Search through all document fields (nested and root document) in one multi match query

Let's assume these basic documents as an example:

{
  "name": "shirt",
  "description": "with stripes",
  "items": [
    {
      "color": "red",
      "size": "44"
    },
    {
      "color": "blue",
      "size": "38"
    }
  ]
}

{
  "name": "shirt",
  "description": "with stripes",
  "items": [
    {
      "color": "green",
      "size": "40"
    }
  ]
}

{
  "name": "shirt",
  "description": "with dots",
  "items": [
    {
      "color": "green",
      "size": "38"
    },
    {
      "color": "blue",
      "size": "38"
    }
  ]
}

What I want is to find the first document with a search term like pants stripes blue 38. All terms should be connected with AND as I'm not interested in pants with dots or other size and color combinations.

My mapping looks like this:

{
  "settings": {
    "index.queries.cache.enabled": true,
    "index.number_of_shards": 3,
    "index.number_of_replicas": 2,
    "analysis": {
      "filter": {
        "german_stop": {
          "type": "stop",
          "stopwords": "_german_"
        },
        "german_stemmer": {
          "type": "stemmer",
          "language": "light_german"
        },
        "synonym": {
          "type": "synonym_graph",
          "synonyms_path": "dictionaries/de/synonyms.txt",
          "updateable" : true
        }
      },
      "char_filter": {
        "multi_char_filter": {
          "type": "mapping",
          "mappings_path":"analysis/de/multi-char-replacement.txt"
        }
      },
      "analyzer": {
        "index_analyzer": {
          "type": "custom",
          "tokenizer": "standard",
          "filter": [
            "lowercase",
            "german_stop",
            "german_normalization",
            "german_stemmer"
          ],
          "char_filter": ["multi_char_filter"]
        },
        "search_analyzer": {
          "type": "custom",
          "tokenizer": "standard",
          "filter": [
            "lowercase",
            "synonym",
            "german_stop",
            "german_normalization",
            "german_stemmer"
          ],
          "char_filter": ["multi_char_filter"]
        }
      }
    }
  },
  "mappings": {
    "properties": {
      "name": {
        "type": "text",
        "analyzer": "index_analyzer",
        "search_analyzer": "search_analyzer"
      },
      "description": {
        "type": "text",
        "analyzer": "index_analyzer",
        "search_analyzer": "search_analyzer"
      },
      "items": {
        "type": "nested",
        "properties": {
          "color": {
            "type": "text",
            "analyzer": "index_analyzer",
            "search_analyzer": "search_analyzer"
          },
          "size": {
            "type": "text",
            "analyzer": "index_analyzer",
            "search_analyzer": "search_analyzer"
          }
        }
      }
    }
  }
}

Please ignore the fact that I'm using german stop words and such. I kept the example files above in english so that everyone can understand it but didn't adjust the mapping as the original example is in german.

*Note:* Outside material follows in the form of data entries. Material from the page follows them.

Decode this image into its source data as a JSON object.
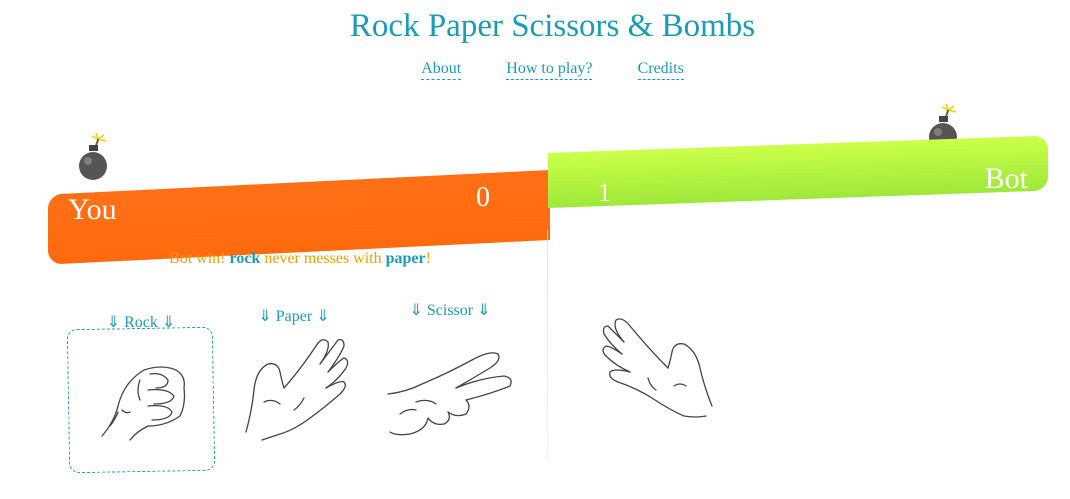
{
  "app": {
    "title": "Rock Paper Scissors & Bombs"
  },
  "nav": {
    "items": [
      "About",
      "How to play?",
      "Credits"
    ]
  },
  "scoreboard": {
    "player_label": "You",
    "player_score": "0",
    "bot_label": "Bot",
    "bot_score": "1",
    "player_color": "#ff6a0e",
    "bot_color": "#b4f040"
  },
  "result": {
    "prefix": "Bot win! ",
    "winner_move": "rock",
    "middle": " never messes with ",
    "loser_move": "paper",
    "suffix": "!"
  },
  "choices": [
    {
      "label": "⇓ Rock ⇓",
      "icon": "rock-hand-icon",
      "selected": true
    },
    {
      "label": "⇓ Paper ⇓",
      "icon": "paper-hand-icon",
      "selected": false
    },
    {
      "label": "⇓ Scissor ⇓",
      "icon": "scissor-hand-icon",
      "selected": false
    }
  ],
  "bot_choice": {
    "icon": "paper-hand-icon"
  },
  "colors": {
    "accent": "#1a9bb8",
    "result": "#f0a000"
  }
}
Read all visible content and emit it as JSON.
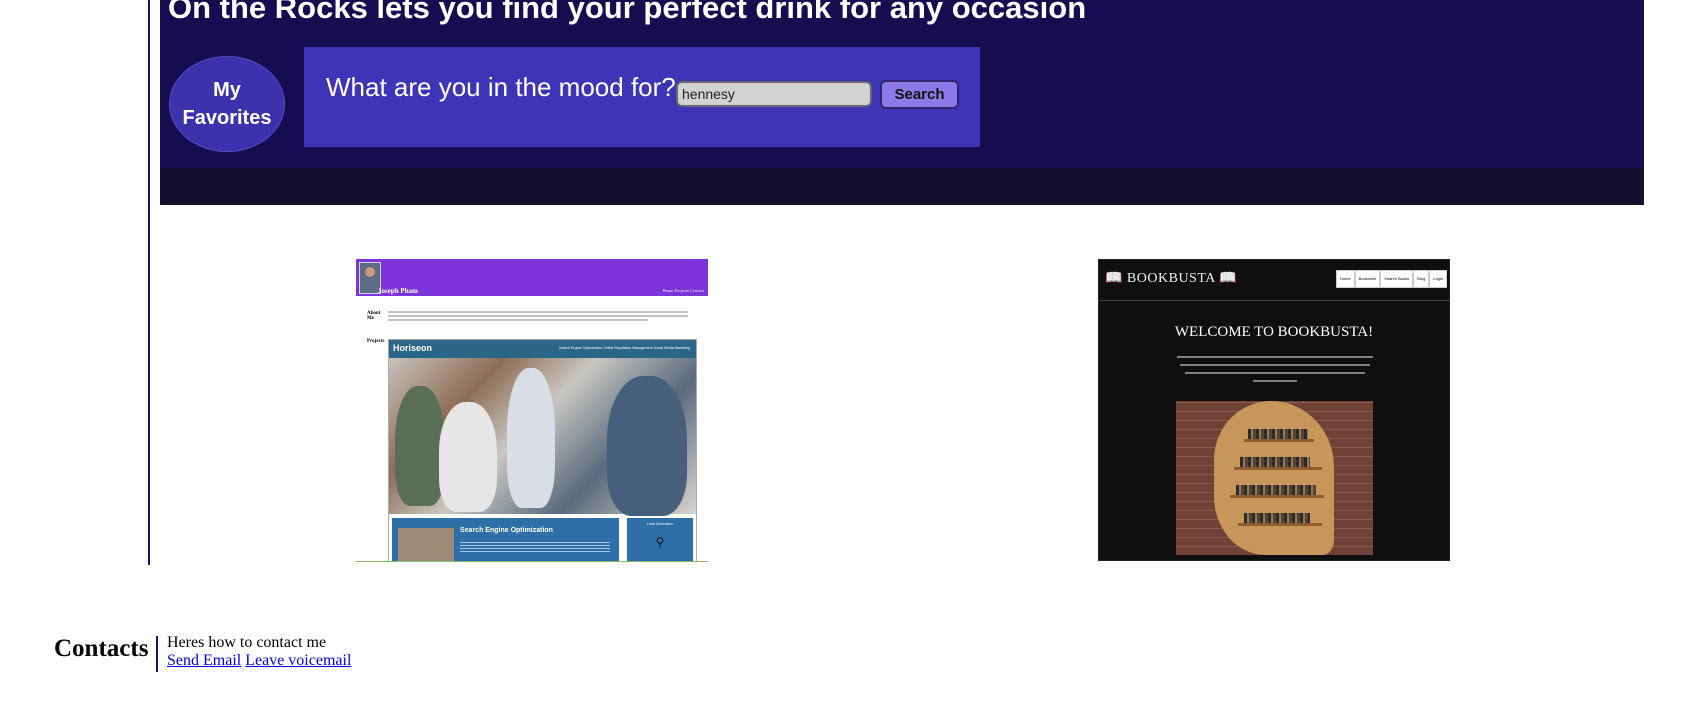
{
  "banner": {
    "title": "On the Rocks lets you find your perfect drink for any occasion",
    "favorites_label": "My Favorites",
    "mood_label": "What are you in the mood for?",
    "search_value": "hennesy",
    "search_button": "Search",
    "colors": {
      "background": "#150d4f",
      "panel": "#3d34b6",
      "button": "#8d79e8"
    }
  },
  "projects": [
    {
      "owner_name": "Joseph Pham",
      "nav": "Home   Projects   Contact",
      "about_label": "About Me",
      "projects_label": "Projects",
      "inner_site": {
        "logo": "Horiseon",
        "nav": "Search Engine Optimization     Online Reputation Management     Social Media Marketing",
        "card_title": "Search Engine Optimization",
        "side_title": "Lead Generation"
      }
    },
    {
      "logo": "📖 BOOKBUSTA 📖",
      "nav": [
        "Home",
        "Bookshelf",
        "Search Books",
        "Blog",
        "Login"
      ],
      "welcome": "WELCOME TO BOOKBUSTA!"
    }
  ],
  "contacts": {
    "title": "Contacts",
    "text": "Heres how to contact me",
    "email_link": "Send Email",
    "voicemail_link": "Leave voicemail"
  }
}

So ideally what I want my query to look like is this:

{
  "query": {
    "nested": {
      "path": "items",
      "query": {
        "multi_match": {
          "query": "pants stripes blue 38",
          "fields": [
            "name",
            "description", 
            "items.color",
            "items.size"
          ],
          "type": "cross_fields",
          "operator": "and", 
          "auto_generate_synonyms_phrase_query": "false",
          "fuzzy_transpositions": "false"
        }
      }
    }
  }
}

And the Search Profiler from Kibana show that the query will be executed like this:

ToParentBlockJoinQuery (
+(
    +(items.color:pant | items.size:pant | name:pant | description:pant)
    +(items.color:strip | items.size:strip | name:strip | description:strip)
    +(items.color:blu | items.size:blu | name:blu | description:blu)
    +(items.color:38 | items.size:38 | name:38 | description:38)
) #_type:__items)

Which looks to be exactly what I need in terms of AND and OR logic. Search through every attribute with every term and connect those results with AND.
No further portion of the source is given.